Il a beaucoup été question de Roma d’Alfonso Cuaron et The Irishman de Scorsese, qui n’ont pas été montrés en salle car produits par Netflix. Or il s’agit d’un écran de fumée utilisé par Netflix pour s’attirer de la publicité, grâce au scandale provoqué (le nouveau Scorsese, refusé par tous les producteurs traditionnels, ne sortira pas en salle !), et gagner en prestige symbolique, en s’associant des auteurs reconnus — et en glanant potentiellement des récompenses telles que des Golden Globes ou des Oscars. C’est exactement la stratégie qu’avaient suivi les chaînes de télévision lorsqu’elles ont commencé à financer des films de cinéma : réaliser des « coups » sur quelques grands noms comme déjà, en 1995, avec Scorsese, dont TF1 – qui venait d’être rachetée par une entreprise de BTP – avait coproduit Casino avec Universal.

En réalité, les films de festivals se comptent donc sur les doigts d’une main sur ces plateformes. Disney+, la plateforme de Disney, va évidemment diffuser les films de ses franchises Star Wars et Marvel, et les dessins animés de Pixar. Et quand, fin 2019, Netflix a enfin publié les chiffres de consommation de ses programmes, on a découvert que ceux qui étaient les plus regardés étaient les films Bird Box et Murder Mystery ou la série Stranger Things. Aucun film de festival ne se trouvait évidemment dans cette liste et, de manière générale, ils sont noyés dans la masse des autres programmes. Bref, la crainte d’une disparition des films de festival liée à Netflix est irrationnelle parce que ce cinéma relève d’un autre circuit, où la validation par des festivals et des récompenses, où la dimension diplomatique et culturelle, et où l’accompagnement critique et la valorisation en salle sont décisifs.

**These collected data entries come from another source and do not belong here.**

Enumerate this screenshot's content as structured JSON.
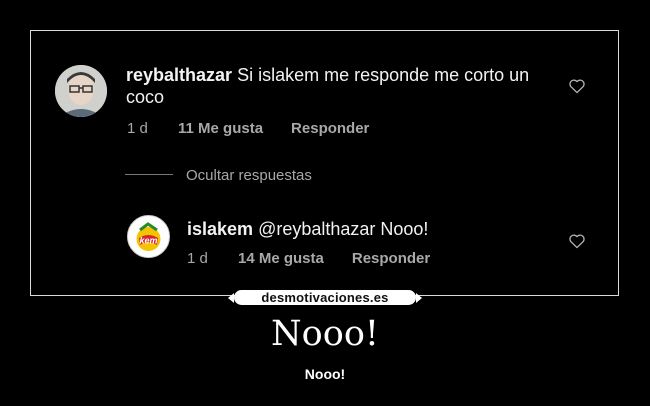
{
  "comment": {
    "username": "reybalthazar",
    "text": "Si islakem me responde me corto un coco",
    "time": "1 d",
    "likes": "11 Me gusta",
    "reply_label": "Responder"
  },
  "hide_replies_label": "Ocultar respuestas",
  "reply": {
    "username": "islakem",
    "text": "@reybalthazar Nooo!",
    "time": "1 d",
    "likes": "14 Me gusta",
    "reply_label": "Responder",
    "logo_text": "kem"
  },
  "watermark": "desmotivaciones.es",
  "caption": "Nooo!",
  "subcaption": "Nooo!",
  "colors": {
    "background": "#000000",
    "text": "#f2f2f2",
    "muted": "#a8a8a8",
    "logo_yellow": "#f5c400",
    "logo_red": "#d7262b"
  }
}
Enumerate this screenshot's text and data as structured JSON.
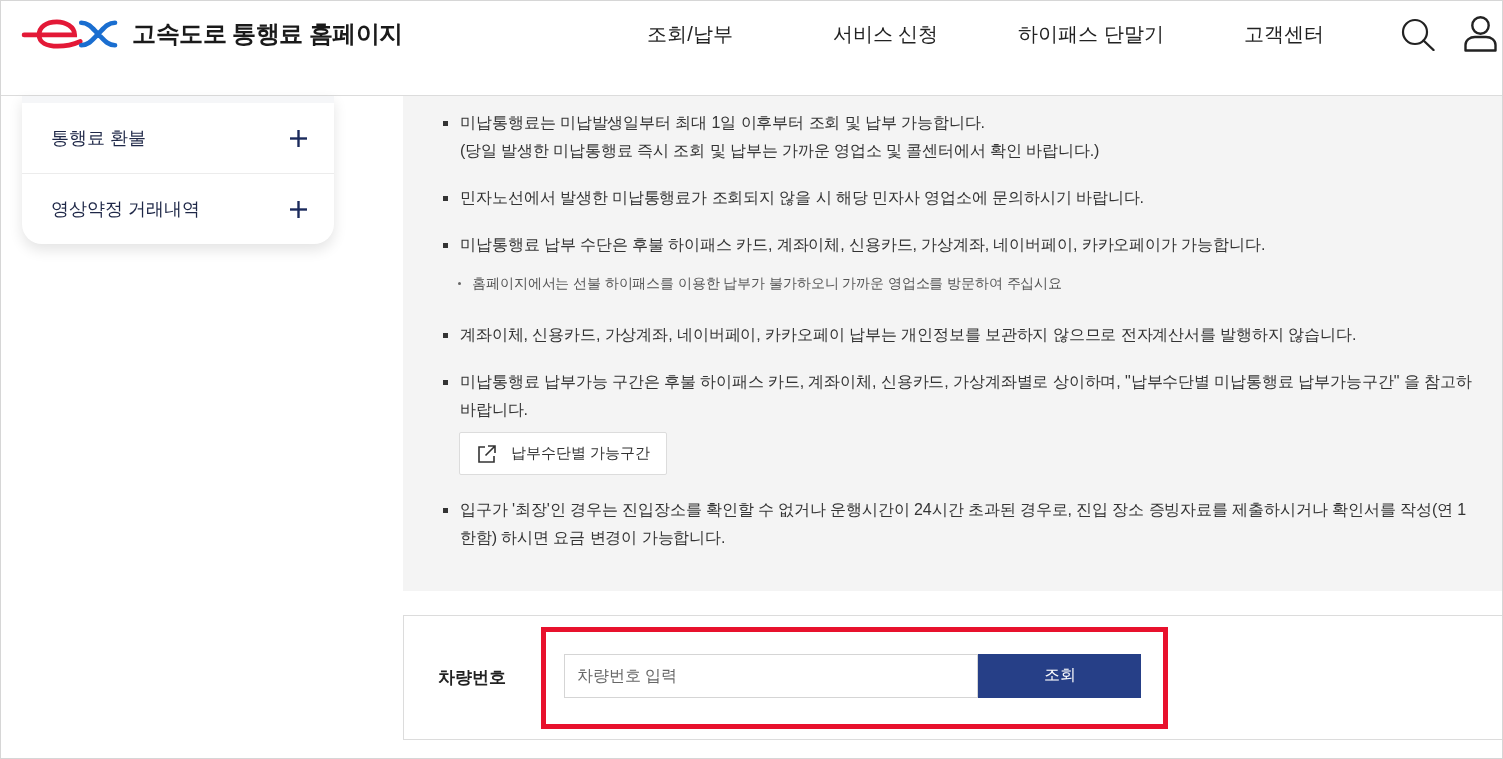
{
  "header": {
    "title": "고속도로 통행료 홈페이지",
    "nav": [
      {
        "label": "조회/납부"
      },
      {
        "label": "서비스 신청"
      },
      {
        "label": "하이패스 단말기"
      },
      {
        "label": "고객센터"
      }
    ]
  },
  "sidebar": {
    "items": [
      {
        "label": "통행료 환불",
        "expanded": false
      },
      {
        "label": "영상약정 거래내역",
        "expanded": false
      }
    ]
  },
  "notices": [
    {
      "lines": [
        "미납통행료는 미납발생일부터 최대 1일 이후부터 조회 및 납부 가능합니다.",
        "(당일 발생한 미납통행료 즉시 조회 및 납부는 가까운 영업소 및 콜센터에서 확인 바랍니다.)"
      ]
    },
    {
      "lines": [
        "민자노선에서 발생한 미납통행료가 조회되지 않을 시 해당 민자사 영업소에 문의하시기 바랍니다."
      ]
    },
    {
      "lines": [
        "미납통행료 납부 수단은 후불 하이패스 카드, 계좌이체, 신용카드, 가상계좌, 네이버페이, 카카오페이가 가능합니다."
      ],
      "note": "홈페이지에서는 선불 하이패스를 이용한 납부가 불가하오니 가까운 영업소를 방문하여 주십시요"
    },
    {
      "lines": [
        "계좌이체, 신용카드, 가상계좌, 네이버페이, 카카오페이 납부는 개인정보를 보관하지 않으므로 전자계산서를 발행하지 않습니다."
      ]
    },
    {
      "lines": [
        "미납통행료 납부가능 구간은 후불 하이패스 카드, 계좌이체, 신용카드, 가상계좌별로 상이하며, \"납부수단별 미납통행료 납부가능구간\" 을 참고하",
        "바랍니다."
      ],
      "link_button": "납부수단별 가능구간"
    },
    {
      "lines": [
        "입구가 '최장'인 경우는 진입장소를 확인할 수 없거나 운행시간이 24시간 초과된 경우로, 진입 장소 증빙자료를 제출하시거나 확인서를 작성(연 1",
        "한함) 하시면 요금 변경이 가능합니다."
      ]
    }
  ],
  "search": {
    "label": "차량번호",
    "placeholder": "차량번호 입력",
    "button": "조회",
    "highlighted": true
  }
}
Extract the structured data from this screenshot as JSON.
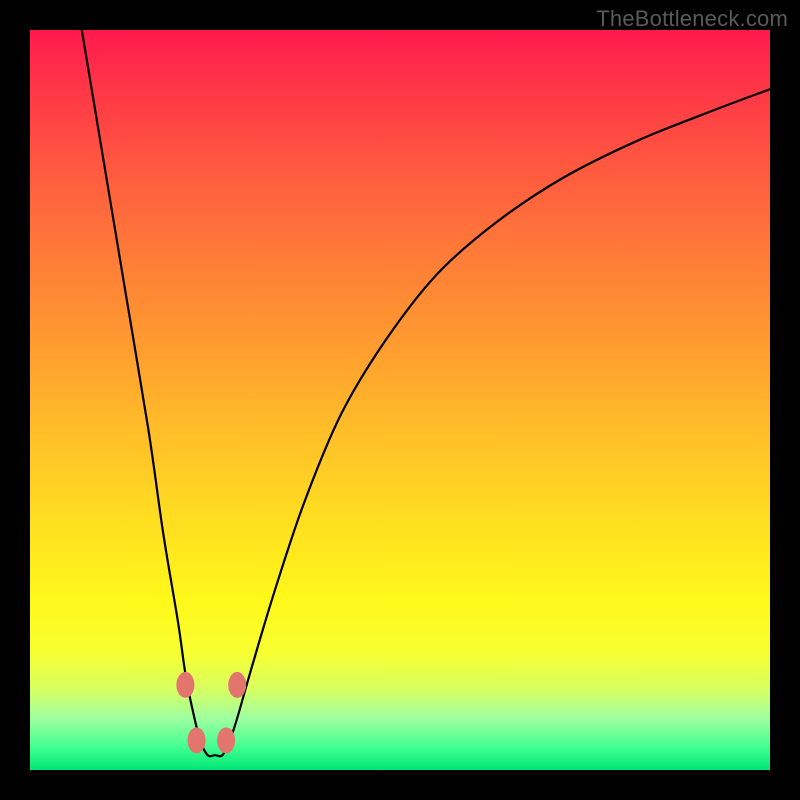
{
  "watermark": "TheBottleneck.com",
  "chart_data": {
    "type": "line",
    "title": "",
    "xlabel": "",
    "ylabel": "",
    "xlim": [
      0,
      100
    ],
    "ylim": [
      0,
      100
    ],
    "grid": false,
    "series": [
      {
        "name": "bottleneck-curve",
        "x": [
          7,
          10,
          13,
          16,
          18,
          20,
          21,
          22,
          23,
          24,
          25,
          26,
          27,
          28,
          30,
          33,
          37,
          42,
          48,
          55,
          63,
          72,
          82,
          92,
          100
        ],
        "y": [
          100,
          82,
          64,
          46,
          32,
          20,
          13,
          8,
          4,
          2,
          2,
          2,
          4,
          7,
          14,
          24,
          36,
          48,
          58,
          67,
          74,
          80,
          85,
          89,
          92
        ]
      }
    ],
    "markers": [
      {
        "name": "left-upper",
        "x": 21.0,
        "y": 11.5
      },
      {
        "name": "left-lower",
        "x": 22.5,
        "y": 4.0
      },
      {
        "name": "right-lower",
        "x": 26.5,
        "y": 4.0
      },
      {
        "name": "right-upper",
        "x": 28.0,
        "y": 11.5
      }
    ],
    "marker_color": "#e2766e",
    "curve_color": "#000000"
  }
}
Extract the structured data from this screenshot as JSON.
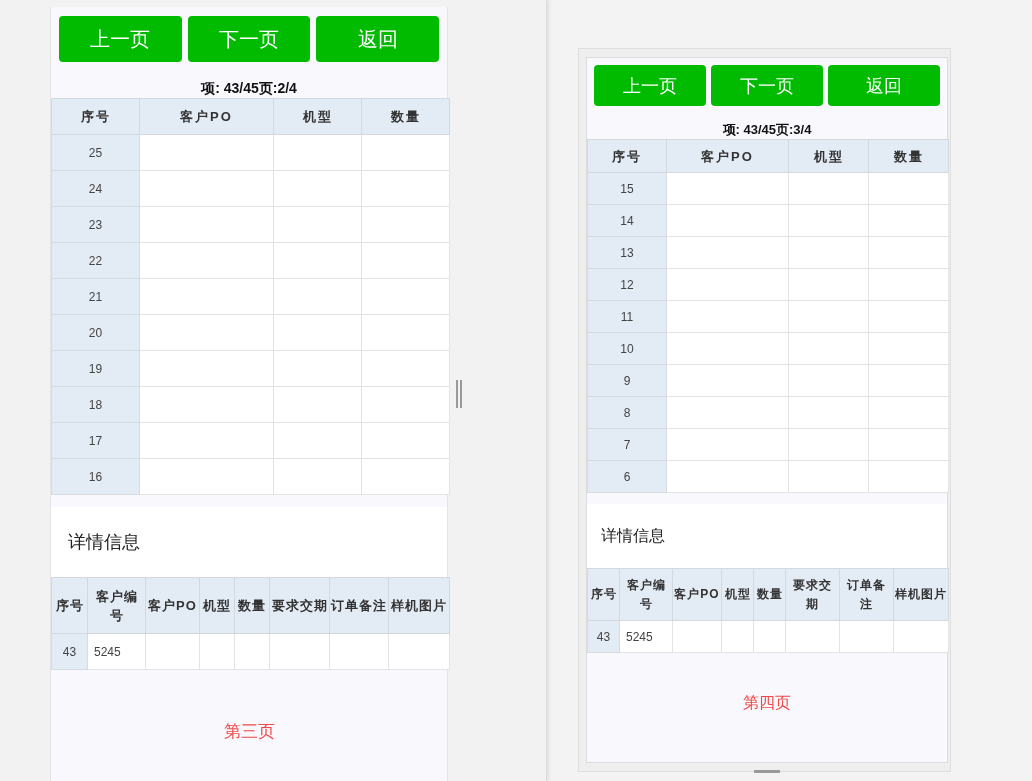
{
  "pages": [
    {
      "nav_buttons": [
        "上一页",
        "下一页",
        "返回"
      ],
      "info": "项: 43/45页:2/4",
      "columns": [
        "序号",
        "客户PO",
        "机型",
        "数量"
      ],
      "rows": [
        "25",
        "24",
        "23",
        "22",
        "21",
        "20",
        "19",
        "18",
        "17",
        "16"
      ],
      "detail_title": "详情信息",
      "detail_columns": [
        "序号",
        "客户编号",
        "客户PO",
        "机型",
        "数量",
        "要求交期",
        "订单备注",
        "样机图片"
      ],
      "detail_rows": [
        [
          "43",
          "5245",
          "",
          "",
          "",
          "",
          "",
          ""
        ]
      ],
      "page_label": "第三页"
    },
    {
      "nav_buttons": [
        "上一页",
        "下一页",
        "返回"
      ],
      "info": "项: 43/45页:3/4",
      "columns": [
        "序号",
        "客户PO",
        "机型",
        "数量"
      ],
      "rows": [
        "15",
        "14",
        "13",
        "12",
        "11",
        "10",
        "9",
        "8",
        "7",
        "6"
      ],
      "detail_title": "详情信息",
      "detail_columns": [
        "序号",
        "客户编号",
        "客户PO",
        "机型",
        "数量",
        "要求交期",
        "订单备注",
        "样机图片"
      ],
      "detail_rows": [
        [
          "43",
          "5245",
          "",
          "",
          "",
          "",
          "",
          ""
        ]
      ],
      "page_label": "第四页"
    }
  ]
}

Malheureusement, cette prise de conscience n’a pas suffisamment eu lieu et cela a conduit depuis dix ans à opposer faussement les salles et les plateformes. En France, on a vu ainsi se multiplier des initiatives complètement dispersées pour regarder les films de festival sur Internet : les distributeurs ont lancé Universciné, où l’on trouve un grand nombre de films à l’unité, les réalisateurs ont lancé LaCinetek qui se spécialise dans les films de patrimoine, les exploitants ont lancé la-toile qui propose de voir en ligne des films que l’on aurait manqués en salle, Unifrance (l’association de promotion du cinéma français à l’étranger) a lancé également des « festivals » de films français en ligne, disponibles pendant une période limitée. Ces modèles sont peu novateurs : le premier emprunte au vidéo-club, le second à la cinémathèque, le troisième à la salle, le quatrième au festival — quatre dispositifs inventés au siècle dernier et peu adaptés à la diffusion sur Internet.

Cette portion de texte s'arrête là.